December 5, 2018 / 9:58 AM / 7 days ago

GESTION 2019-BAML, prudente pour 2019, n'exclut pas des opportunités

* “Modestes gains” attendus sur les actions

* La tonalité baissière du marché devrait continuer début 2019

* La croissance économique mondiale attendue à 3,6%

* Le dollar devrait s’affaiblir l’an prochain

PARIS, 5 décembre (Reuters) - La faiblesse des marchés d’actions devrait persister en 2019 sur fond de ralentissement économique global et de moindre progression des bénéfices des entreprises, estiment les équipes de recherche de Bank of America Merrill Lynch (BAML), qui ne prévoient que de “modestes” gains pour les Bourses mondiales.

“La tonalité baissière du marché à la fin de 2018 devrait se poursuivre et les prix des actifs trouver leurs points bas au premier semestre, lorsque les anticipations de taux d’intérêt auront atteint leur point haut et les prévisions de résultats leur point bas”, explique la banque américaine.

“Toutefois, BAML prévoit aussi un record pour les résultats du S&P 500 l’an prochain et plein d’opportunités pour les investisseurs qui font de la volatilité leur nouvelle meilleure amie.”

Selon la banque, la croissance des bénéfices par action (BPA) des entreprises du S&P devrait ralentir à 5% l’an prochain, ce qui porterait le BPA global de l’indice à un record de 170 dollars.

Le S&P 500 pourrait donc toucher en 2019 un pic autour de 3.000 points, contre 2.700 points actuellement, avant de terminer l’année à 2.900 points, indique BAML.

“Nous prévoyons de revenir tactiquement sur le risque (risk-on) à la fin du printemps mais de commencer 2019 avec une allocation d’actifs prudente comprenant 50% d’actions, 25% d’obligations et 25% de cash.”

Les équipes de la banque américaine prévoient une croissance économique mondiale de 3,6% l’an prochain, après 3,8% en 2018.

La plupart des grandes économies devraient connaître un ralentissement de leur activité, avec une progression du produit intérieur brut (PIB) en termes réels de 1,4% en Europe et au Japon, et de 4,6% pour les pays émergents dans leur ensemble.

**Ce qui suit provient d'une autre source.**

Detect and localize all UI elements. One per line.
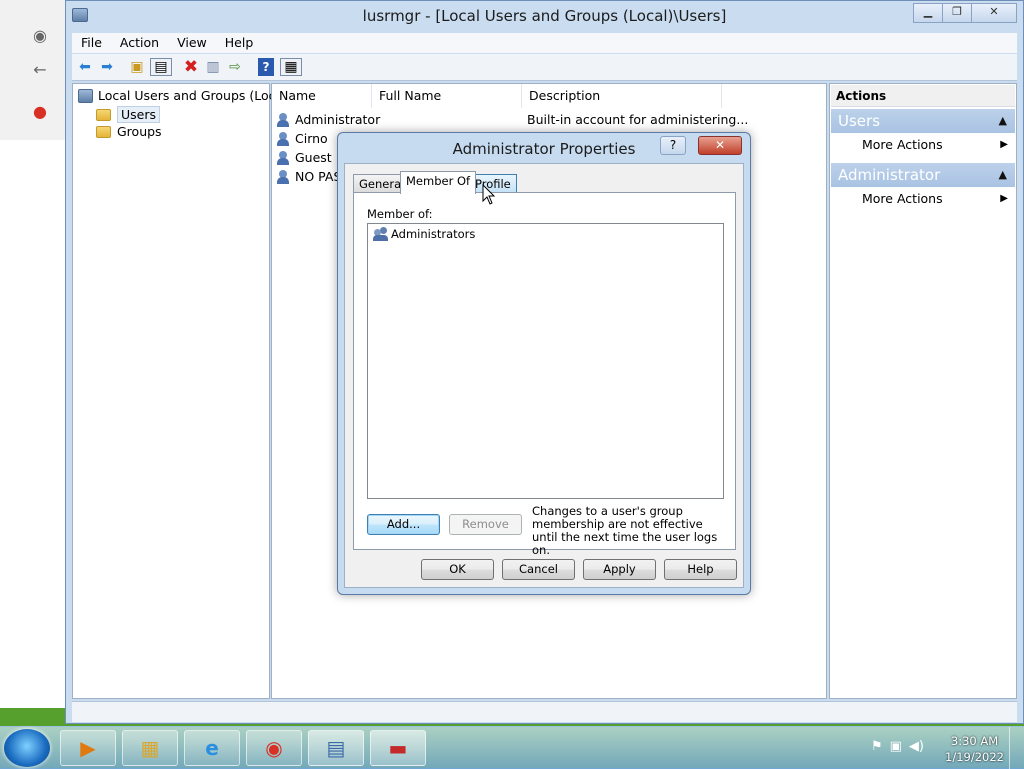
help-icon[interactable]: ? <box>258 58 274 76</box>
background-browser-window[interactable]: ◉ ← ● <box>0 0 67 708</box>
delete-icon[interactable]: ✖ <box>182 57 200 77</box>
remove-button[interactable]: Remove <box>449 514 522 535</box>
more-actions-administrator[interactable]: More Actions ▶ <box>862 189 1008 209</box>
dialog-title: Administrator Properties <box>452 140 636 158</box>
back-icon[interactable]: ⬅ <box>76 58 94 76</box>
actions-section-administrator-title: Administrator <box>838 166 941 184</box>
network-icon[interactable]: ▣ <box>890 739 902 754</box>
administrator-properties-dialog: Administrator Properties ? ✕ General Mem… <box>337 132 751 595</box>
ok-button[interactable]: OK <box>421 559 494 580</box>
collapse-icon[interactable]: ▲ <box>999 163 1007 187</box>
member-of-panel: Member of: Administrators Add... Remove … <box>353 192 736 557</box>
tree-item-groups[interactable]: Groups <box>96 124 162 139</box>
mouse-cursor-icon <box>482 184 496 205</box>
action-pane-icon[interactable]: ▦ <box>280 58 302 76</box>
file-explorer-icon[interactable]: ▦ <box>122 730 178 766</box>
more-actions-users[interactable]: More Actions ▶ <box>862 135 1008 155</box>
start-button[interactable] <box>4 729 50 767</box>
toolbar: ⬅ ➡ ▣ ▤ ✖ ▥ ⇨ ? ▦ <box>72 54 1017 81</box>
membership-note: Changes to a user's group membership are… <box>532 504 718 557</box>
maximize-button[interactable]: ❐ <box>942 3 972 23</box>
show-hide-tree-icon[interactable]: ▤ <box>150 58 172 76</box>
actions-section-users-title: Users <box>838 112 881 130</box>
computer-management-icon[interactable]: ▤ <box>308 730 364 766</box>
column-header-description[interactable]: Description <box>522 84 722 108</box>
user-description: Built-in account for administering... <box>527 112 749 127</box>
tree-root[interactable]: Local Users and Groups (Local) <box>78 88 292 103</box>
tab-member-of[interactable]: Member Of <box>400 171 477 194</box>
tree-item-groups-label: Groups <box>117 124 162 139</box>
console-tree: Local Users and Groups (Local) Users Gro… <box>72 83 292 699</box>
user-name: Cirno <box>295 131 328 146</box>
menu-file[interactable]: File <box>72 33 111 53</box>
actions-header: Actions <box>831 85 1015 107</box>
clock-date: 1/19/2022 <box>945 750 1004 764</box>
user-name: Guest <box>295 150 332 165</box>
help-button[interactable]: Help <box>664 559 737 580</box>
media-player-icon[interactable]: ▶ <box>60 730 116 766</box>
user-name: NO PAS <box>295 169 342 184</box>
group-name: Administrators <box>391 227 476 241</box>
list-item-administrators[interactable]: Administrators <box>373 227 475 241</box>
title-bar[interactable]: lusrmgr - [Local Users and Groups (Local… <box>66 1 1023 31</box>
add-button[interactable]: Add... <box>367 514 440 535</box>
computer-icon <box>78 88 93 103</box>
toolbox-icon[interactable]: ▬ <box>370 730 426 766</box>
menu-action[interactable]: Action <box>111 33 168 53</box>
actions-pane: Actions Users ▲ More Actions ▶ Administr… <box>829 83 1017 699</box>
menu-view[interactable]: View <box>168 33 216 53</box>
minimize-button[interactable]: ▁ <box>913 3 943 23</box>
caption-buttons: ▁ ❐ ✕ <box>913 3 1017 23</box>
volume-icon[interactable]: ◀) <box>909 739 924 754</box>
close-button[interactable]: ✕ <box>971 3 1017 23</box>
clock[interactable]: 3:30 AM 1/19/2022 <box>945 733 1004 765</box>
up-folder-icon[interactable]: ▣ <box>128 58 146 76</box>
internet-explorer-icon[interactable]: e <box>184 730 240 766</box>
more-actions-label: More Actions <box>862 137 943 152</box>
tree-item-users[interactable]: Users <box>96 106 161 123</box>
list-row-administrator[interactable]: Administrator Built-in account for admin… <box>276 110 824 129</box>
cancel-button[interactable]: Cancel <box>502 559 575 580</box>
apply-button[interactable]: Apply <box>583 559 656 580</box>
column-header-full-name[interactable]: Full Name <box>372 84 522 108</box>
user-icon <box>276 131 291 146</box>
collapse-icon[interactable]: ▲ <box>999 109 1007 133</box>
tree-root-label: Local Users and Groups (Local) <box>98 88 292 103</box>
more-actions-label: More Actions <box>862 191 943 206</box>
properties-icon[interactable]: ▥ <box>204 58 222 76</box>
member-of-list[interactable]: Administrators <box>367 223 724 499</box>
status-bar <box>72 701 1017 722</box>
dialog-body: General Member Of Profile Member of: Adm… <box>344 163 744 588</box>
system-tray: ⚑ ▣ ◀) <box>871 739 924 754</box>
submenu-arrow-icon: ▶ <box>1000 193 1008 204</box>
chrome-icon[interactable]: ◉ <box>30 26 50 46</box>
actions-section-administrator[interactable]: Administrator ▲ <box>831 163 1015 187</box>
chrome-taskbar-icon[interactable]: ◉ <box>246 730 302 766</box>
column-header-name[interactable]: Name <box>272 84 372 108</box>
export-icon[interactable]: ⇨ <box>226 58 244 76</box>
back-arrow-icon[interactable]: ← <box>30 60 50 80</box>
dialog-help-button[interactable]: ? <box>660 136 686 155</box>
action-center-flag-icon[interactable]: ⚑ <box>871 739 883 754</box>
member-of-label: Member of: <box>367 207 433 221</box>
menu-bar: File Action View Help <box>72 33 1017 53</box>
user-disabled-icon <box>276 150 291 165</box>
chrome-tab-icon[interactable]: ● <box>30 102 50 122</box>
user-name: Administrator <box>295 112 381 127</box>
forward-icon[interactable]: ➡ <box>98 58 116 76</box>
submenu-arrow-icon: ▶ <box>1000 139 1008 150</box>
group-icon <box>373 227 389 241</box>
show-desktop-button[interactable] <box>1009 727 1024 769</box>
folder-icon <box>96 125 111 138</box>
user-icon <box>276 169 291 184</box>
window-title: lusrmgr - [Local Users and Groups (Local… <box>362 7 727 25</box>
actions-section-users[interactable]: Users ▲ <box>831 109 1015 133</box>
clock-time: 3:30 AM <box>950 734 999 748</box>
folder-icon <box>96 108 111 121</box>
menu-help[interactable]: Help <box>216 33 263 53</box>
tree-item-users-label: Users <box>117 106 161 123</box>
taskbar: ▶ ▦ e ◉ ▤ ▬ ⚑ ▣ ◀) 3:30 AM 1/19/2022 <box>0 726 1024 769</box>
user-icon <box>276 112 291 127</box>
dialog-close-button[interactable]: ✕ <box>698 136 742 155</box>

Le ralentissement de la croissance chinoise devrait se poursuivre, à 6,1% après 6,6% attendu cette année selon BAML, en raison des conditions financières tendues et du conflit commercial avec les Etats-Unis mais des mesures de soutien monétaire et budgétaire sont attendues.

Aux Etats-Unis, la croissance du PIB devrait être de 2,7% en 2019, avec un ralentissement au second semestre lié à l’atténuation de l’effet positif des réformes fiscales sur l’économie.

BAISSE DU DOLLAR

Après une année faste en 2018, le dollar devrait s’affaiblir l’an prochain, notamment face à l’euro et au yen, estiment les stratèges de BAML, qui prévoit une parité à 1,25 dollar pour la monnaie unique européenne et 105 pour un dollar pour la devise japonaise fin 2019.

La vigueur du billet vert dépendra de l’évolution des relations commerciales entre Washington et Pékin, “ce qui pourrait impliquer à court terme de vendre le dollar pour une monnaie isolée de la rhétorique de la guerre commerciale, comme la livre sterling ou le franc suisse”.

Le repli attendu du dollar devrait favoriser les marchés émergents qui, après avoir souffert en 2018, pourraient être les “grands gagnants” de 2019. BAML est positif pour le Brésil et la Russie mais plus prudent sur le Mexique.

En dépit d’une conjoncture économique plus difficile, les perspectives pour les matières premières restent pour leur part “modérément” positives, indique BAML, qui voit les cours du baril de Brent et de WTI à respectivement 70 dollars et 59 dollars en 2019.

D’après la banque américaine, deux grands thèmes devraient affecter le rendement des actifs et le rythme de croissance économique en 2019: un niveau sans précédent de divergence dans les politiques monétaires, avec une Réserve fédérale qui continue de relever ses taux alors que les autres ne le font pas, et les interrogations sur la capacité de la croissance américaine, découplée du reste du monde, à se prolonger.

“La réponse à cette question pourrait dépendre des risques importants en 2019: la résolution du différend commercial entre la Chine et les Etats-Unis, la crise politique et économique dans l’Union européenne et le blocage politique aux Etats-Unis, qui pourraient freiner les investissements en capital et peser sur le sentiment des investisseurs”.